Genetic architecture of common non-Alzheimer's disease dementias

Abstract

Frontotemporal dementia (FTD), dementia with Lewy bodies (DLB) and vascular dementia (VaD) are the most common forms of dementia after Alzheimer's disease (AD). The heterogeneity of these disorders and/or the clinical overlap with other diseases hinder the study of their genetic components. Even though Mendelian dementias are rare, the study of these forms of disease can have a significant impact in the lives of patients and families and have successfully brought to the fore many of the genes currently known to be involved in FTD and VaD, starting to give us a glimpse of the molecular mechanisms underlying these phenotypes. More recently, genome-wide association studies have also pointed to disease risk-associated loci. This has been particularly important for DLB where familial forms of disease are very rarely described. In this review we systematically describe the Mendelian and risk genes involved in these non-AD dementias in an effort to contribute to a better understanding of their genetic architecture, find differences and commonalities between different dementia phenotypes, and uncover areas that would benefit from more intense research endeavors.

Fig. 1.

Genetic architecture of FTD. Circos plot of Mendelian and risk genes with confirmed roles in FTD. The links between genes and the colored outer layer correspond to biological processes annotated from Gene Ontology terms as obtained from GOSlim (https://go.princeton.edu/cgi-bin/GOTermMapper) which prioritizes annotations based on a previously curated subset of GO terms.

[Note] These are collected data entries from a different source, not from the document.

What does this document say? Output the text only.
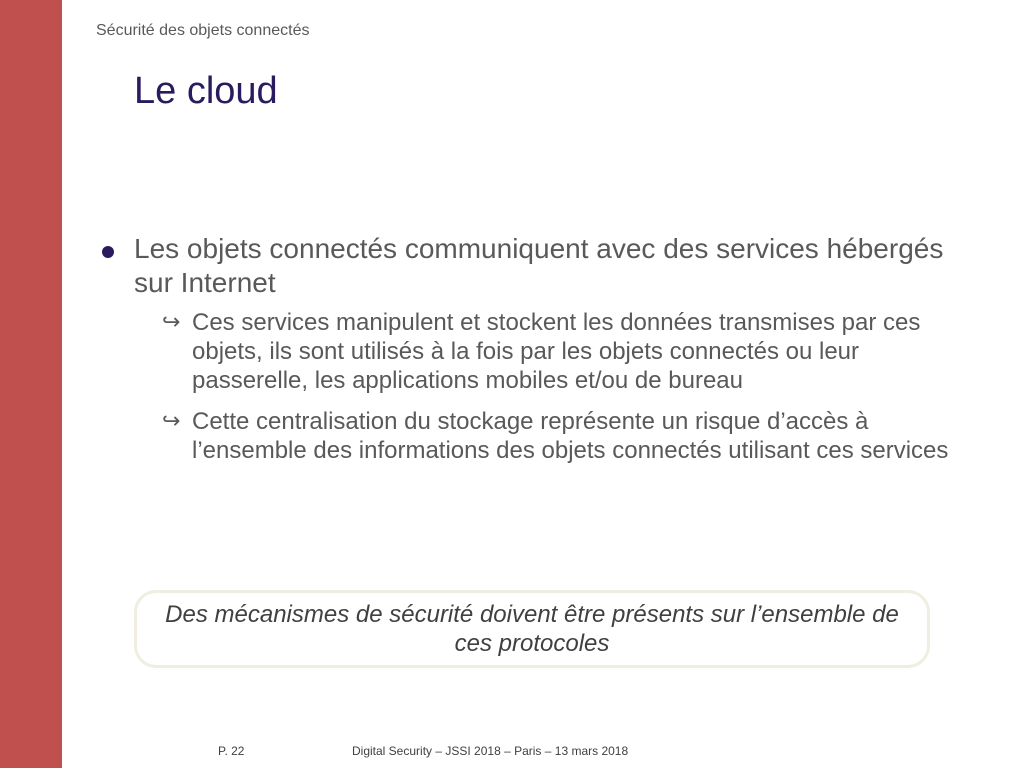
Sécurité des objets connectés
Le cloud
Les objets connectés communiquent avec des services hébergés sur Internet
↪ Ces services manipulent et stockent les données transmises par ces objets, ils sont utilisés à la fois par les objets connectés ou leur passerelle, les applications mobiles et/ou de bureau
↪ Cette centralisation du stockage représente un risque d’accès à l’ensemble des informations des objets connectés utilisant ces services
Des mécanismes de sécurité doivent être présents sur l’ensemble de ces protocoles
P. 22	Digital Security – JSSI 2018 – Paris – 13 mars 2018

The terms shown here annotate genes in all three dementias to better highlight the functional differences between these diseases. Here we can see genes in FTD are well dispersed throughout the genome and have roles in a wide range of functions, with many of these genes having annotations in a variety of biological processes.

Fig. 2.

Survival analyses of age at death by means of Kaplan–Meier curves for APOE in an international cohort of 679 DLB cases. On the left, the effect on age at death of the presence/absence of the APOE ε4 allele is shown. The analysis showed a significant difference in the ages at death between carriers and non-carriers of the APOE ε4 risk allele. On the right panel the effect on age at death of the different APOE haplotypes was found to be significantly different groups.

Fig. 3.

Genetic architecture of DLB. Circos plot of genes with established roles in DLB. As in the FTD circos plot, links and colored outer layer represent GOSlim biological processes which are shared by all three dementias. While the number of genes with conclusive roles in DLB are much fewer than other dementias, these genes are involved in a wide variety of biological functions.

Fig. 4.

Genetic architecture of VaD. Circos plot of established VaD genes. Links and colored outer layer were obtained from biological process Gene Ontology annotations shared by all three dementias as described in Fig. 1. Given the burden of proof for genetic risk associations with the different genes studied in VaD we only considered APOE to be represented here. All other genes are Mendelian causes of hereditary vasculopathies which typically cause arteriopathy and microvascular disease leading to vascular cognitive impairment and dementia.

Fig. 5.

Posterior decoding of genetic effect direction and strength of evidence for the rs429358 (APOE ε4) and rs7412 (APOE ε2) variants in APOE. In this figure the International Classification of Diseases, tenth revision (ICD-10) is depicted as a radial tree where the first orbit represents the 22 ICD-10 chapters, followed by an orbit representing blocks of categories, and then by 2 consecutive orbits representing the ICD-10 categories including the observed annotation codes. This TreeWAS (https://treewas.org) refers to a Bayesian approach for mapping genetic risk across disease classification codes within a hierarchical ontology (Cortes et al., 2017). Each genetic variant in the TreeWAS Database was analysed to infer its association with a given diagnostic term. These terms are structured hierarchically, where a given term (ICD-10 clinical code) is nested within a broader disease/disorder category. Here, this tree structure is displayed with the “top node” or “root” as a circle in the middle and nested terms subtend from the root or their parent terms outwards. Each node is colored according to its dominant effect; protective (blue), risk (red), or no effect (gray) posterior probability, computed as Δp = p(protective) − p(risk). The analyses represented here relate to hospitalization episode statistics provided by the UK Biobank as a source of phenotypic data and is derived from linkage with the hospital episode statistics registry (UK Biobank data fields 41142 and 41078).